Manhattan prosecutors allege that Trump concealed hush money payments by falsely labeling related transactions as legal expenses and by arranging for a tabloid publisher to bottle up the story of a woman who said she had a sexual relationship with Trump.
In doing so, the prosecutors say, Trump repeatedly violated a New York corporate record-keeping law and agreed to break campaign finance laws.
All 34 felony charges against Trump are identical, with each carrying the possibility of up to four years in prison, although judges rarely sentence defendants to jail for such offenses.
The indictment is a bare-bones document that simply recites the alleged offenses in boiler-plate language. However, Manhattan District Attorney Alvin Bragg’s office also released a 14-page statement of facts laying out the case in greater detail.
Here are details from the groundbreaking court filings that could make or break the case of People v. Donald J. Trump.
The aggravating factor
Going into Tuesday’s historic and much-previewed arraignment, a key mystery was exactly how Bragg planned to bring the charges as felonies.

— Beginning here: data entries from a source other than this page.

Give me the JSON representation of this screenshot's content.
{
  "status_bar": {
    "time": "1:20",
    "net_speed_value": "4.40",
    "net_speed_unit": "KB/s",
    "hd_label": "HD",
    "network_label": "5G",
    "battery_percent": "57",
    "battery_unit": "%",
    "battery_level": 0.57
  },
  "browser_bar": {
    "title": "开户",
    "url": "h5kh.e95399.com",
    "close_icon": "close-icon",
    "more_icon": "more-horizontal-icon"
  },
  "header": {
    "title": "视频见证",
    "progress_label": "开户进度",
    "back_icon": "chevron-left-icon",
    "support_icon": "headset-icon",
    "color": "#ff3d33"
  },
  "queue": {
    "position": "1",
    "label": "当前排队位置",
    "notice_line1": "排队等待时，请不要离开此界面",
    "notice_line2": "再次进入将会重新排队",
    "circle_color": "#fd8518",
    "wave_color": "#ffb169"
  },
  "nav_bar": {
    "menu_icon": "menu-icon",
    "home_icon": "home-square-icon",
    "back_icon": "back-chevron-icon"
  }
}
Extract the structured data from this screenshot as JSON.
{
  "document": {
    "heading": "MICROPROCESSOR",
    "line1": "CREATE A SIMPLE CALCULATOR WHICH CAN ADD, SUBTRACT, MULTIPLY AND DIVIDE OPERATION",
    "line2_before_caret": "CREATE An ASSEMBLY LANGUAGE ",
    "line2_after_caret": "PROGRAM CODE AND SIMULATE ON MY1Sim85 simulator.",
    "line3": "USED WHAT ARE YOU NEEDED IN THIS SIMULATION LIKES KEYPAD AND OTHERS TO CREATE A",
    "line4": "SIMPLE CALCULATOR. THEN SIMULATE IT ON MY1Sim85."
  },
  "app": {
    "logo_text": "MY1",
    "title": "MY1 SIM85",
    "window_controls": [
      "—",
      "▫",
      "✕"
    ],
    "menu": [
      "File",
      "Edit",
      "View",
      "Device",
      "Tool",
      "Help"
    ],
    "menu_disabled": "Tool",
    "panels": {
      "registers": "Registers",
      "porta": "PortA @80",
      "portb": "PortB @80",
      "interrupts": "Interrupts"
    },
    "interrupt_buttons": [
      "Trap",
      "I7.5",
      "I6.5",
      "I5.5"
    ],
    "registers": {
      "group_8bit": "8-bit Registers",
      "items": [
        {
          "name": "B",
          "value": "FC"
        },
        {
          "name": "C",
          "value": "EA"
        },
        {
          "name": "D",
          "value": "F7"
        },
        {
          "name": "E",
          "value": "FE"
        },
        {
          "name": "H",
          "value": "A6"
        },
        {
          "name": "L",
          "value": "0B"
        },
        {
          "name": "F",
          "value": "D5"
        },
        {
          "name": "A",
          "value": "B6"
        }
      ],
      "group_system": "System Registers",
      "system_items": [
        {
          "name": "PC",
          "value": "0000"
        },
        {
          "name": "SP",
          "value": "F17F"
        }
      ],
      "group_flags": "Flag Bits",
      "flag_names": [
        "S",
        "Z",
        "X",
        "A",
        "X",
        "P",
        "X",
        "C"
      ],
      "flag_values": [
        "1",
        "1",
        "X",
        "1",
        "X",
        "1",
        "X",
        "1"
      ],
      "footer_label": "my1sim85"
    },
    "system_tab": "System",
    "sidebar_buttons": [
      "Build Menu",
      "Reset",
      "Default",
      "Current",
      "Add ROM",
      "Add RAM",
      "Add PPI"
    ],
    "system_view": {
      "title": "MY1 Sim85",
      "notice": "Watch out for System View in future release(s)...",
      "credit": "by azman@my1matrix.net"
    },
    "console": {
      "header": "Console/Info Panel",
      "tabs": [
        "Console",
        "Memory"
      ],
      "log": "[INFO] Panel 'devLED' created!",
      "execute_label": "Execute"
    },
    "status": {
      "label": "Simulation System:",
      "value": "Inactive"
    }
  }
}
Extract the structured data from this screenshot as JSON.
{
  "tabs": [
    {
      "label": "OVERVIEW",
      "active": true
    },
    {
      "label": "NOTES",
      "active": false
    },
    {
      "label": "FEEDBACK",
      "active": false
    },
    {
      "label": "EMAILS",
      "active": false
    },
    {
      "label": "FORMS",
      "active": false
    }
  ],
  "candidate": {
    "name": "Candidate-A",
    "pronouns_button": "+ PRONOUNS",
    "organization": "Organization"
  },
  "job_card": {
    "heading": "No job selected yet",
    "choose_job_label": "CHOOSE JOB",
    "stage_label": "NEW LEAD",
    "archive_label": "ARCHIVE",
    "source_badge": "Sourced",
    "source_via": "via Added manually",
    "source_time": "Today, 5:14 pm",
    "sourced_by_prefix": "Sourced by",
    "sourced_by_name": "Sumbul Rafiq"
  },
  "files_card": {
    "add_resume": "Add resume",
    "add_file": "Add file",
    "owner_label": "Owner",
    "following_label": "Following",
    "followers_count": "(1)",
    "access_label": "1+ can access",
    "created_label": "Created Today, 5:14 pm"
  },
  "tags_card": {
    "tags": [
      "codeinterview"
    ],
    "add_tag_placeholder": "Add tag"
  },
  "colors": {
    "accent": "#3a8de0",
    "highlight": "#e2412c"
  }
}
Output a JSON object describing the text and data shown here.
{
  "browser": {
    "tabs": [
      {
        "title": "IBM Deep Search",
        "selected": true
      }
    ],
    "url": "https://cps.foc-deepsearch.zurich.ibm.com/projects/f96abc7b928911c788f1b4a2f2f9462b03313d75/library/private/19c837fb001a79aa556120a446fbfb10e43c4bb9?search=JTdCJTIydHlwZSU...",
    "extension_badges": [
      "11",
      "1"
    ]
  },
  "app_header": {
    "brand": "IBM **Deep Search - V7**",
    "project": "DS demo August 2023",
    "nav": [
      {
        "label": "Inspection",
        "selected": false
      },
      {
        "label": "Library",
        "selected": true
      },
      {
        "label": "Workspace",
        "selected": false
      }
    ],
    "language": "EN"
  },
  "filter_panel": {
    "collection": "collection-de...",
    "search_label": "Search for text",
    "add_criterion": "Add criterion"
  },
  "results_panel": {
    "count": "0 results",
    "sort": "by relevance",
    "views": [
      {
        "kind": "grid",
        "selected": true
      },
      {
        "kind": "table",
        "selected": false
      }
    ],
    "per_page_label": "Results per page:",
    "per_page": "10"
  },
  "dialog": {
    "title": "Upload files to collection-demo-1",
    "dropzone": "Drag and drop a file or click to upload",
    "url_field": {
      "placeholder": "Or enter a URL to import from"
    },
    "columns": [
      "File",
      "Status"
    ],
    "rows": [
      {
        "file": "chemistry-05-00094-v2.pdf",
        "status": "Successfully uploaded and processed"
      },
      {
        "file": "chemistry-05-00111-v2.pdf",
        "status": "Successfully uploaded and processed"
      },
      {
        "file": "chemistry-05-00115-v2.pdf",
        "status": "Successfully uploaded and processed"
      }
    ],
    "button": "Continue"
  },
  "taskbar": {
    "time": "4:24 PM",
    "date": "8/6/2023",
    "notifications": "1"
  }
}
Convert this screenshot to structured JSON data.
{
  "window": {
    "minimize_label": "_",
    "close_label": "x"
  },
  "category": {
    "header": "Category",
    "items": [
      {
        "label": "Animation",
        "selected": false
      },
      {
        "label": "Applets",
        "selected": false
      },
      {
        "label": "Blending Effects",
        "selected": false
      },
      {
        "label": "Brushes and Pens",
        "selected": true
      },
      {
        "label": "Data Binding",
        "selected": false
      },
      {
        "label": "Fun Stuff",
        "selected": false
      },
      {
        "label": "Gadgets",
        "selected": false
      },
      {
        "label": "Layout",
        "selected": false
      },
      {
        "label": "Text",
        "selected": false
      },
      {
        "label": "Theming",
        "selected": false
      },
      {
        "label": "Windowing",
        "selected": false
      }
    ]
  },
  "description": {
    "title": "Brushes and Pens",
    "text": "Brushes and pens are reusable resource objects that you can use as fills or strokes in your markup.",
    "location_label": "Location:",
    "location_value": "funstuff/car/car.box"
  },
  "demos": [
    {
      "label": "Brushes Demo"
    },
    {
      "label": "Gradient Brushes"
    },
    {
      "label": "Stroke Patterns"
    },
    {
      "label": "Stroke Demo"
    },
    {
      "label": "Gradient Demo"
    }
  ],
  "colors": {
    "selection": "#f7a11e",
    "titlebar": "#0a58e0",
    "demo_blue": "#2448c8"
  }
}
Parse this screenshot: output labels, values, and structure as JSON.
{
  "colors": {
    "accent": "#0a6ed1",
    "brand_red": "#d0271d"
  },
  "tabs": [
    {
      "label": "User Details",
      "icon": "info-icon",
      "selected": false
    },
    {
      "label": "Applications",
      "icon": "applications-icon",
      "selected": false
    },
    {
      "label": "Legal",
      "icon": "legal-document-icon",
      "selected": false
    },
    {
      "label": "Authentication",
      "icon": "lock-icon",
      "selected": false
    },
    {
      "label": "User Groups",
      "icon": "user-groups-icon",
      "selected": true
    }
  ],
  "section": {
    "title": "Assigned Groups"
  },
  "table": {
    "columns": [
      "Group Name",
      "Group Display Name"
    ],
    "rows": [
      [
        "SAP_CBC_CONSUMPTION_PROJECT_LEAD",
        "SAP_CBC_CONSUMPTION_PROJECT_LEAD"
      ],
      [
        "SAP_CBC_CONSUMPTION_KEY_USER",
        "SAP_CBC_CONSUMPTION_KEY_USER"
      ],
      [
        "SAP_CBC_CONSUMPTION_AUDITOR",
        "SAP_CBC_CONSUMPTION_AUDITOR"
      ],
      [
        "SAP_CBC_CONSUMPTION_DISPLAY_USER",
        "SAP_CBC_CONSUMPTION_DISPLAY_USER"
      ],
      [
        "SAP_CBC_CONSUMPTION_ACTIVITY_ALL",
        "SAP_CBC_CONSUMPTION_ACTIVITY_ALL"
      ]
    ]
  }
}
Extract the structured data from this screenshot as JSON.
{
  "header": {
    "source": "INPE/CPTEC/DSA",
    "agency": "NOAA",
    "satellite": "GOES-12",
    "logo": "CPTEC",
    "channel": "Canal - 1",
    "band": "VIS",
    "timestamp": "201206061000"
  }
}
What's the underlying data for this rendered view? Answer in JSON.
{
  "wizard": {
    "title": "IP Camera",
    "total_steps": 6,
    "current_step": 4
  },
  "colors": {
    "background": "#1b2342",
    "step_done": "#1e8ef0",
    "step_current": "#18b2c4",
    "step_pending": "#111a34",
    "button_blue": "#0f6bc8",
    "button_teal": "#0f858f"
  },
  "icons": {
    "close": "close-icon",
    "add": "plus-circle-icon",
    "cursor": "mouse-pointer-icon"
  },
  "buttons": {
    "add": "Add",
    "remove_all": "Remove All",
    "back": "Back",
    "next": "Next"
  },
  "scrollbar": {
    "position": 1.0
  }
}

The charge at the heart of the case – falsifying business records – is typically a misdemeanor, but it becomes a felony if the defendant falsified the records to obscure a separate crime.
The most obvious candidate for that aggravating element is the admission from Trump’s former lawyer, Michael Cohen, that he arranged a $130,000 payment to porn star Stormy Daniels in consultation with Trump and to aid Trump’s 2016 presidential campaign.
“The defendant Donald J. Trump repeatedly and fraudulently falsified New York business records to conceal criminal conduct that hid damaging information from the voting public during the 2016 presidential election,” the statement of facts says.
“The participants [in the scheme] violated election laws,” the statement continues, though it does not explicitly cite which ones. The statement also mentions Cohen’s guilty plea in 2018 to two federal campaign finance crimes. And in a press release, Bragg said Trump and others sought to conceal “attempts to violate state and federal election laws.”
The references to federal election violations is virtually certain to be the focus of pre-trial motions from Trump’s attorneys, who have contended publicly that this state-law offense cannot be piggybacked on a federal-law crime.
Knocking it down, but not out?
If defense attorneys prevail on such motions, it would not necessarily wipe out the criminal case against Trump. Instead, the case could remain as 34 misdemeanor charges. That would amount to a legal, public relations and political victory for Trump.
Such a result would further diminish the chances of Trump being jailed if found guilty. The maximum sentence on a second-degree falsifying business records charge is up to one year in prison on each count. A downgrading of the case to a misdemeanor might also aid Trump’s efforts to delay a trial.